L’identification à la somme des huit consciences est appelée « confusion » et son fonctionnement « mode confus ». Qu’est-ce qui est confus ? C’est l’esprit. Cet esprit que l’on appelle aussi le penseur, le connaisseur (sem), quel que soit le siège où on le localise, dans le cerveau, le cœur, etc. existe aussi en dehors de toute manifestation corporelle. Tant que le réceptacle du corps est présent, il est le lieu de la confusion. Mais l’esprit n’est pas physique, il est fondamentalement conscience connaissante. Lorsque cette conscience ou faculté cognitive fondamentale est voilée, soumise à la confusion, elle engendre les huit consciences ordinaires et s’y identifie. Libre de la confusion, elle est sagesse-lucidité. Cette sagesse n’est pas soumise à l’identification conceptuelle : cette dimension de l’esprit est ce qu’on appelle tathagatagarbha (essence de telléité = la réalité telle qu’elle est) ou nature de bouddha.
Ainsi, la conscience réceptacle (alaya) a deux modes de fonctionnement, l’un est confusion, l’autre sagesse. Sa nature réelle est sagesse. Mais tant que « la conscience de base » ne se reconnaît pas comme sagesse, elle fonctionne de façon confuse. Comment cette conscience confuse s’entretient-elle et se développe-t-elle jusqu’à produire le samsara sans fin ? Elle est troublée, illusionnée par les émotions et l’ego qui s’y attache. Ces facteurs sont extrêmement agissants et créent sans cesse davantage d’illusion. L’aspect de sagesse est développé par un état d’esprit positif qui contrecarre les perturbations émotionnelles.
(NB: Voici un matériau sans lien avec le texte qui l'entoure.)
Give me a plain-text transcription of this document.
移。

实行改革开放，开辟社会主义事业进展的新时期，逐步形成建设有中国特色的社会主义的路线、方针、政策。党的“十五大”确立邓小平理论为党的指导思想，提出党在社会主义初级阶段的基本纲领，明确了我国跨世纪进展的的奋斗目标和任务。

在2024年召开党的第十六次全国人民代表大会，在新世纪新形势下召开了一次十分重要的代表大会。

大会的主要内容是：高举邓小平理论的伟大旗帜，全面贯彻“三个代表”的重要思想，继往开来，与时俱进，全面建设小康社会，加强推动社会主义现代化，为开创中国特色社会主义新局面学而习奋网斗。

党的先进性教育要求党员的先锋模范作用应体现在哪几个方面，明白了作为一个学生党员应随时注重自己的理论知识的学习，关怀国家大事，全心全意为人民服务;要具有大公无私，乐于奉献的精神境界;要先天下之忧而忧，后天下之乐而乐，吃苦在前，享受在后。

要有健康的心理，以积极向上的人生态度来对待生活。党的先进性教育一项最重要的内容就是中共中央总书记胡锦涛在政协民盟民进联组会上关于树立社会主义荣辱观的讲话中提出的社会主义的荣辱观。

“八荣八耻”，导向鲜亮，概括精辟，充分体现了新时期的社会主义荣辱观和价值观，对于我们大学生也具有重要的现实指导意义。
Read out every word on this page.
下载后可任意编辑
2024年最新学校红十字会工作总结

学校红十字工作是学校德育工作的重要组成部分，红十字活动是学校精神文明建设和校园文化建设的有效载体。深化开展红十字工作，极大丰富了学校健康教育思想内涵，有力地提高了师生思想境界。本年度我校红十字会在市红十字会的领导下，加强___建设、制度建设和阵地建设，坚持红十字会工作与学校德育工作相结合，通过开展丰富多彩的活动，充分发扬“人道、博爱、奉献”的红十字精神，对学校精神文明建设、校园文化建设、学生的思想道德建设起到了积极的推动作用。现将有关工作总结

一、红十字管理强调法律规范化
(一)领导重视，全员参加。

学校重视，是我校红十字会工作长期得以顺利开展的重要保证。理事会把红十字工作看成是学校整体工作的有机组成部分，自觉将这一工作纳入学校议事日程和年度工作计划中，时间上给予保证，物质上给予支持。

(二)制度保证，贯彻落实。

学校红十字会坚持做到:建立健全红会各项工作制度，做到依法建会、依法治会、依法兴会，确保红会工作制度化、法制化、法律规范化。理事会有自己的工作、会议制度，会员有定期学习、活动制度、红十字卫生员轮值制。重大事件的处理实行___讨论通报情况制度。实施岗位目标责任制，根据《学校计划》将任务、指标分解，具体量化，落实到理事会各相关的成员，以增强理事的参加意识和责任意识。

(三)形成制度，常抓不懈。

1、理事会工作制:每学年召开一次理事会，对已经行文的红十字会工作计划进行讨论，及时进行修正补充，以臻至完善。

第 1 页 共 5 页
Ici, nous rencontrons un problème de terminologie et de conception à propos de l’esprit. Ce qui est désigné par sem en tibétain est l’esprit. Mais le terme tibétain ou bouddhique représente autre chose que le concept « esprit » des occidentaux ; c’est du moins ce que j’ai observé. Pour l’Occident, l’esprit est associé au cerveau, il est un flux d’énergie qui travaille beaucoup et produit quelque chose (comme l’énergie électrique). Ce que nous appelons esprit est plus mystérieux ; on ne peut le montrer. Ce que nous reconnaissons, c’est le penseur, le réceptacle de toutes sortes de pensées. Si cela était du domaine physique, toutes les pensées qui sont apparues, qui apparaissent ou qui apparaîtront, ne pourraient être contenues dans notre cerceau car elles sont innombrables et incessantes. Donc, ce flux d’énergie n’est pas matériel. Sa nature est différente. Elle est appelée conscience (shé pa).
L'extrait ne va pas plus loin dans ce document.